The peripheral action may also be due to inhibition of prostaglandin synthesis or to inhibition of the synthesis or actions of other substances that sensitize pain receptors to mechanical or chemical stimulation.
Antipyretic: Paracetamol acts centrally on the hypothalamic heat-regulating center to produce peripheral vasodilatation resulting in increased blood flow through the skin, sweating and heat loss. Paracetamol reduces fever by inhibiting the release of prostaglandins in the central nervous system and by inhibiting endogenous pyrogens at the hypothalamic thermoregulatory center.
Pharmacokinetics: Following oral administration paracetamot is rapidly absorbed.
Paracetamol absorption takes place mainly in the small intestine and therefore the rate of absorption is depending on the rate of gastric emptying. It has been shown that drugs which delay gastric emptying also delay the absorption of paracetamol whereas metoctopramide (a drug which increases the rate of gastric emptying) accelerates absorption of the analgesic although the total absorbed amount does not increase.
The presence of food in the stomach has also been reported to reduce the rate of absorption of paracetamol. Alterations in gastric pH have no appreciable effect on paracetamol absorption.

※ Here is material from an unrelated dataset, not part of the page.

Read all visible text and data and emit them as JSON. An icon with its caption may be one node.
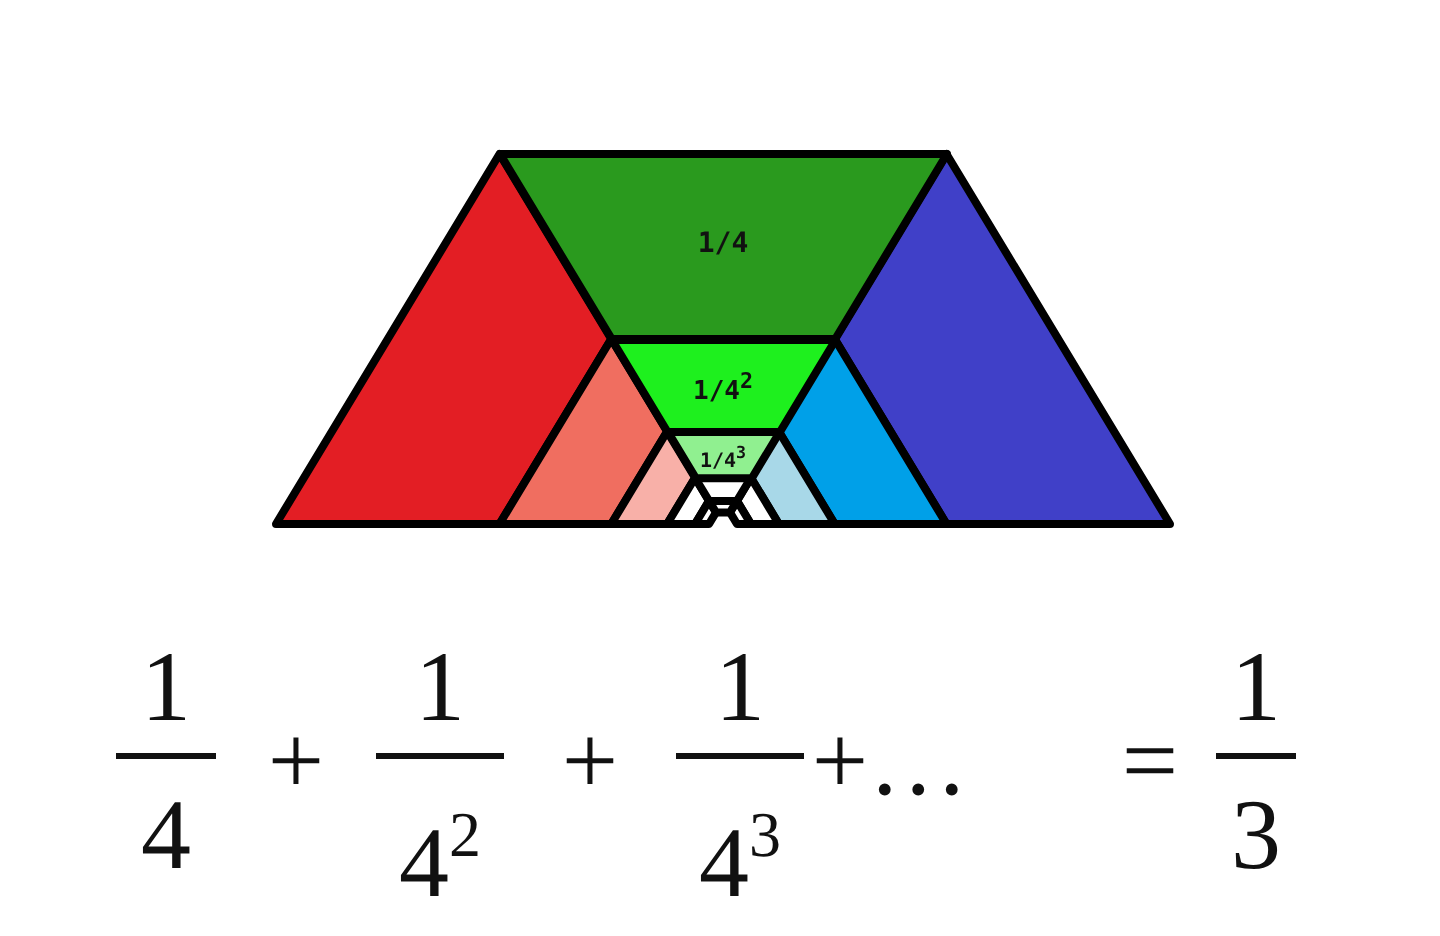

During absorption, the amount of paracetamol which is inactivated is negligible and it has been shown that paracetamol does not affect gastric mucosal permeability and does not produce mucosal bleeding.
Peak plasma concentrations are reached 1 hour after absorption. The plasma half-life is 1 to 3 hours. Paracetamol penetrates the brain and is present in breast milk of human.
Paracetamol is metabolized by the microsomal enzyme system of the liver. This metabolism is mainly to the glucuronide and sulphate conjugates, accounting for approximately 49% and 26% of the ingested dose respectively. About 4% is excreted as free paracetamol. Other minor pathways include the production of catechol derivatives and cysteine conjugates (via glutathione). Paracetamol excretion is rapid and occurs via the urine.